Die Nachkriegsjahre waren eine Zeit des mühsamen Wiedererstehens – zusammen mit ganz Polen – aus dem Ruin, der Rückkehr an die verlassenen Orte, des Suchens neuer Tätigkeitsfelder, besonders in der Erziehung, des Unterrichtens und der karitativen Arbeit. Die Politik der kommunistischen Machthaber zwang zu ständiger Wachsamkeit und Elastizität. Die mit Mühe aufgebauten Erziehungswerke wurden verstaatlicht, die Schwestern aus den Schulen verwiesen. Die Hauswirtschaftsschule in Pniewy und das Wohnheim für 140 Studentinnen in Warschau wurde der Gemeinschaft weggenommen, Kindergärten und Internate aufgelöst oder verstaatlicht, Horte und Bibliotheken geschlossen. Die Kinderheime gingen zum staatlichen „Caritas“ über. Diese Situation zwang zur Aufnahme neuer Tätigkeiten: Katechese und andere Formen der Arbeit in Pfarreien, verschiedene Arten von Hilfe in der Umgebung, Arbeit in Kircheninstitutionen und in katholischen Hochschulen (wie KUL in Lublin oder ATK in Warschau), geistliche Bildungsarbeit mit Jugendlichen.
Im Jahr 1965 verließ die Gemeinschaft in ihrer apostolischen Tätigkeit zum ersten Mal den europäischen Kontinent – elf Schwestern nahmen in Kanada, in der polnischen Pfarrei in Windsor (Ontario), ihre Arbeit auf: Lehrertätigkeit in kanadischen Schulen und in der polnischen Schule sowie im eigenen Kindergarten, der bald gegründet wurde. Im Jahe 1969 begab sich eine Gruppe grauer Ursulinen nach Argentinien, 1971 nach Brasilien. 1976 nahm die Gemeinschaft Arbeit in Finnland auf, 1980 in der BRD, in München – in Jugendwohnheimen der Organisation IN VIA.

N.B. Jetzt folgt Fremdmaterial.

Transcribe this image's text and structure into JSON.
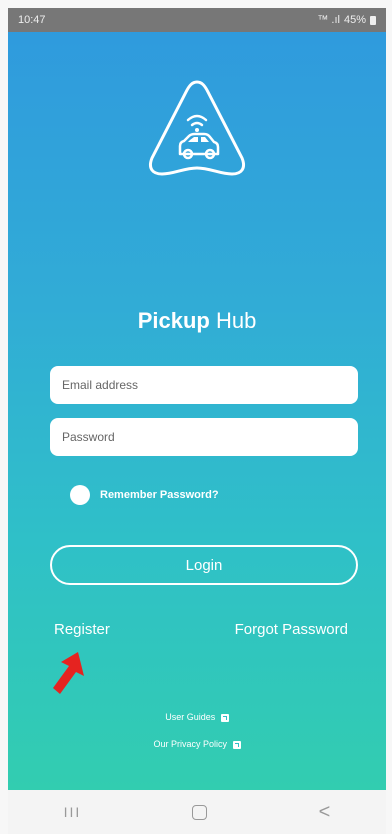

In Osteuropa begann die ursulinische Arbeit 1988 in der Ukraine, 1995 dann in Weißrussland.
Auf dem afrikanischen Kontinent, in Tansania, ist die Gemeinschaft seit 1990 präsent, in Asien seit 2002 auf den Philippinen.
Im Jahr 2007, genau 100 Jahre nach Mutter Ursulas Ausreise nach Russland, nahmen die Ursulinen wieder Tätigkeit in St. Petersburg auf – in der Pfarrei der Hl. Katharina am Newsky Prospekt. In Südamerika kam zu den Ländern der „grauen“ Missionen im Jahr 2009 noch Bolivien hinzu.